Dalam pemaparannya, Ichwan Azhari mengungkapkan fakta sejarah yang menarik tentang asal-usul Kota Medan. Menurut penelitiannya, penemu Kota Medan adalah Guru Patimpus Sembiring, seorang muslim yang berasal dari Tanah Karo. Sebelum kedatangan Guru Patimpus, Medan telah dihuni oleh masyarakat setempat, termasuk seorang ulama besar bernama Datuk Kuta Bangun, yang dikenal dengan nama Syaikh Syaid Muhammad Ibnu Attahir Al Jufri.

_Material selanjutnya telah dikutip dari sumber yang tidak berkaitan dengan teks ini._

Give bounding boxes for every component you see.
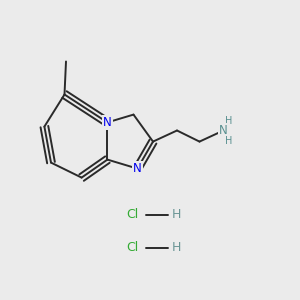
Text: Cl: Cl: [126, 241, 138, 254]
Text: H: H: [225, 136, 233, 146]
Text: H: H: [225, 116, 233, 126]
Text: N: N: [103, 116, 112, 129]
Text: H: H: [172, 208, 181, 221]
Text: H: H: [172, 241, 181, 254]
Text: N: N: [219, 124, 228, 137]
Text: Cl: Cl: [126, 208, 138, 221]
Text: N: N: [133, 162, 142, 175]
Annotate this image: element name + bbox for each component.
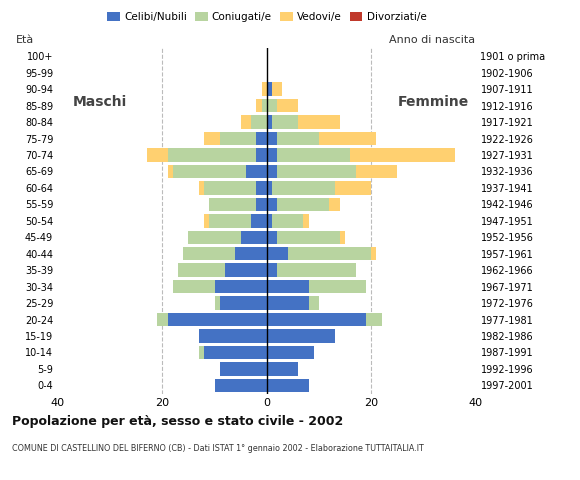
Bar [267,83,272,96]
Bar [267,296,309,310]
Bar [188,230,241,244]
Bar [168,313,267,326]
Bar [204,214,209,228]
Bar [267,115,272,129]
Bar [209,198,256,211]
Bar [241,230,267,244]
Text: COMUNE DI CASTELLINO DEL BIFERNO (CB) - Dati ISTAT 1° gennaio 2002 - Elaborazion: COMUNE DI CASTELLINO DEL BIFERNO (CB) - … [12,444,423,453]
Bar [272,214,303,228]
Bar [277,99,298,112]
Bar [277,230,340,244]
Bar [256,99,262,112]
Bar [267,148,277,162]
Bar [272,83,282,96]
Bar [267,247,288,261]
Bar [335,181,371,194]
Bar [256,148,267,162]
Bar [215,280,267,293]
Bar [267,313,366,326]
Bar [168,165,173,178]
Bar [356,165,397,178]
Bar [256,181,267,194]
Bar [220,362,267,376]
Legend: Celibi/Nubili, Coniugati/e, Vedovi/e, Divorziati/e: Celibi/Nubili, Coniugati/e, Vedovi/e, Di… [103,8,430,26]
Bar [277,198,329,211]
Bar [309,296,319,310]
Bar [288,247,371,261]
Bar [267,362,298,376]
Bar [319,132,376,145]
Bar [199,329,267,343]
Bar [267,264,277,277]
Bar [199,181,204,194]
Bar [267,198,277,211]
Bar [267,230,277,244]
Bar [267,329,335,343]
Bar [309,280,366,293]
Text: Anno di nascita: Anno di nascita [390,35,476,45]
Bar [183,247,235,261]
Bar [215,379,267,392]
Bar [267,132,277,145]
Bar [262,83,267,96]
Bar [277,132,319,145]
Bar [199,346,204,359]
Bar [267,346,314,359]
Bar [267,280,309,293]
Bar [340,230,345,244]
Bar [277,148,350,162]
Bar [366,313,382,326]
Bar [204,346,267,359]
Bar [204,181,256,194]
Bar [267,181,272,194]
Bar [256,132,267,145]
Bar [298,115,340,129]
Text: Età: Età [16,35,34,45]
Bar [204,132,220,145]
Text: Femmine: Femmine [398,95,469,109]
Bar [303,214,309,228]
Bar [267,165,277,178]
Bar [241,115,251,129]
Bar [267,214,272,228]
Bar [272,115,298,129]
Bar [209,214,251,228]
Bar [350,148,455,162]
Bar [262,99,267,112]
Bar [246,165,267,178]
Bar [251,214,267,228]
Text: Maschi: Maschi [72,95,127,109]
Bar [220,296,267,310]
Bar [173,165,246,178]
Bar [225,264,267,277]
Bar [147,148,168,162]
Bar [168,148,256,162]
Bar [277,264,356,277]
Bar [267,379,309,392]
Bar [371,247,376,261]
Bar [256,198,267,211]
Bar [157,313,168,326]
Bar [220,132,256,145]
Bar [329,198,340,211]
Bar [178,264,225,277]
Bar [251,115,267,129]
Bar [267,99,277,112]
Bar [277,165,356,178]
Bar [173,280,215,293]
Bar [215,296,220,310]
Bar [235,247,267,261]
Text: Popolazione per età, sesso e stato civile - 2002: Popolazione per età, sesso e stato civil… [12,415,343,428]
Bar [272,181,335,194]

Ichwan menjelaskan bahwa antara Datuk Kuta Bangun dan Guru Patimpus terjadi suatu pertarungan spiritual. Kedua tokoh tersebut membuat perjanjian bahwa pihak yang kalah harus memeluk agama pihak yang menang. Dalam pertarungan tersebut, Datuk Kuta Bangun menyajikan buah kelapa kepada Guru Patimpus yang sedang kehausan. Ajaibnya, air kelapa dari satu buah kelapa tersebut tidak habis-habis meskipun diminum oleh banyak orang. Akhirnya, Guru Patimpus mengakui kekalahan dan memeluk Islam.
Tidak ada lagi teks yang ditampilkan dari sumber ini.